4. Learn to read your analytics early.
If you have a blog, your next logical step is to add Google Analytics and Google Search Console to your website to track its performance. Ignoring data makes you blind to rising bounce rates, search rankings drops, or readers dropping off halfway.
Both platforms come with a wide range of tools, reports, and metrics. You don’t need them all at the beginning. I recommend that you start tracking fundamental metrics first — it’s enough to understand what works and doesn’t.
In Google Analytics:
- Sessions/users — how many people are actually visiting your blog.
 - Traffic source/medium — where readers are coming from (organic search, social, email, referral).
 - Bounce rate/engagement rate — people leave immediately, or they stay and read.
 - Time on page & scroll depth — how interesting your content is.
 - Conversions (CTA clicks, form fills, newsletter sign-ups) — is the blog driving business results, not just visits?
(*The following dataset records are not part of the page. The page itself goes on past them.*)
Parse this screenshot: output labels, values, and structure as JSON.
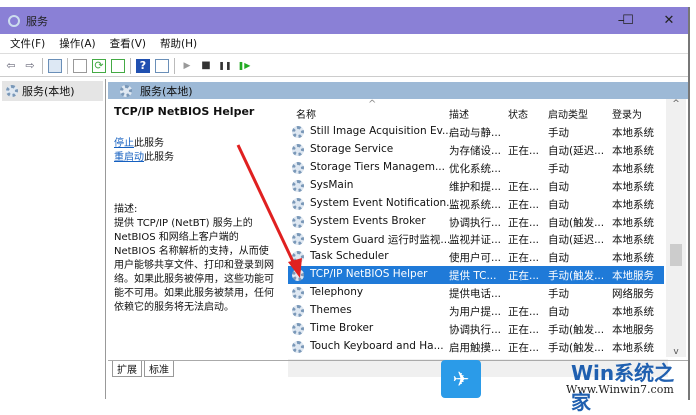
{
  "window": {
    "title": "服务",
    "controls": {
      "minimize": "–",
      "maximize": "☐",
      "close": "✕"
    }
  },
  "menu": [
    "文件(F)",
    "操作(A)",
    "查看(V)",
    "帮助(H)"
  ],
  "toolbar": {
    "back": "⇦",
    "forward": "⇨",
    "play": "▶",
    "stop": "■",
    "pause": "❚❚",
    "resume": "❚▶"
  },
  "tree": {
    "root": "服务(本地)"
  },
  "pane": {
    "header": "服务(本地)"
  },
  "detail": {
    "title": "TCP/IP NetBIOS Helper",
    "stop_link": "停止",
    "stop_suffix": "此服务",
    "restart_link": "重启动",
    "restart_suffix": "此服务",
    "desc_label": "描述:",
    "desc": "提供 TCP/IP (NetBT) 服务上的 NetBIOS 和网络上客户端的 NetBIOS 名称解析的支持，从而使用户能够共享文件、打印和登录到网络。如果此服务被停用，这些功能可能不可用。如果此服务被禁用，任何依赖它的服务将无法启动。"
  },
  "columns": [
    "名称",
    "描述",
    "状态",
    "启动类型",
    "登录为"
  ],
  "rows": [
    {
      "name": "Still Image Acquisition Ev...",
      "desc": "启动与静...",
      "status": "",
      "startup": "手动",
      "logon": "本地系统"
    },
    {
      "name": "Storage Service",
      "desc": "为存储设...",
      "status": "正在...",
      "startup": "自动(延迟...",
      "logon": "本地系统"
    },
    {
      "name": "Storage Tiers Managem...",
      "desc": "优化系统...",
      "status": "",
      "startup": "手动",
      "logon": "本地系统"
    },
    {
      "name": "SysMain",
      "desc": "维护和提...",
      "status": "正在...",
      "startup": "自动",
      "logon": "本地系统"
    },
    {
      "name": "System Event Notification...",
      "desc": "监视系统...",
      "status": "正在...",
      "startup": "自动",
      "logon": "本地系统"
    },
    {
      "name": "System Events Broker",
      "desc": "协调执行...",
      "status": "正在...",
      "startup": "自动(触发...",
      "logon": "本地系统"
    },
    {
      "name": "System Guard 运行时监视...",
      "desc": "监视并证...",
      "status": "正在...",
      "startup": "自动(延迟...",
      "logon": "本地系统"
    },
    {
      "name": "Task Scheduler",
      "desc": "使用户可...",
      "status": "正在...",
      "startup": "自动",
      "logon": "本地系统"
    },
    {
      "name": "TCP/IP NetBIOS Helper",
      "desc": "提供 TC...",
      "status": "正在...",
      "startup": "手动(触发...",
      "logon": "本地服务"
    },
    {
      "name": "Telephony",
      "desc": "提供电话...",
      "status": "",
      "startup": "手动",
      "logon": "网络服务"
    },
    {
      "name": "Themes",
      "desc": "为用户提...",
      "status": "正在...",
      "startup": "自动",
      "logon": "本地系统"
    },
    {
      "name": "Time Broker",
      "desc": "协调执行...",
      "status": "正在...",
      "startup": "手动(触发...",
      "logon": "本地服务"
    },
    {
      "name": "Touch Keyboard and Ha...",
      "desc": "启用触摸...",
      "status": "正在...",
      "startup": "手动(触发...",
      "logon": "本地系统"
    }
  ],
  "selected_index": 8,
  "tabs": [
    "扩展",
    "标准"
  ],
  "watermark": {
    "brand": "Win系统之家",
    "url": "Www.Winwin7.com"
  },
  "colors": {
    "titlebar": "#8a80d6",
    "selection": "#1f7ad8",
    "arrow": "#e02020"
  }
}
 - Returning vs. new visitors — a proxy for whether you’re building loyalty.
 
In Google Search Console:
- Total clicks.
 - Total impressions.
 - Average CTR.
 - Average position.
 - Top-performing queries.
 - Indexing.
 - Core web vitals.
 
Master Google Analytics with free official courses by Google and watch Google Search Console Training hosted by Daniel Waisberg, search advocate at Google.
5. Build relationships through your blog.
Blogging is about building trust and community. People want to feel seen and heard, not just “targeted.” My simple formula for that is to invite conversations and collaborators (aka my readers).
When I write SEO technical guides, I reach out to SEO pros on LinkedIn and feature their experience with a direct link to their LinkedIn page. Once a post is live, I share the link in DMs and ask to support it with a share.
Our content marketing and social media teams take it further and turn posts into newsletters and social media posts, thereby inviting the audience into the conversation.
You can also add polls or feedback forms to engage your readers.
Blogging wasn’t designed to inform people; it is meant to connect.
Blogging mistakes are fixable.
I’ve blogged long enough (from 2015!) to make almost every mistake in the book — from writing for myself instead of my audience, to hitting publish without editing, to ignoring analytics until it was too late.
Every mistake became a lesson.
If you’ve recognized yourself in a few of these mistakes — good. That means you know where to start. Pick one mistake you’re making today and fix it in your very next post. Then come back to this list when you’re ready for the next step.
And remember: Blogging is less about getting it “perfect.” It’s about adjusting fast, building habits that compound over time, and constantly experimenting.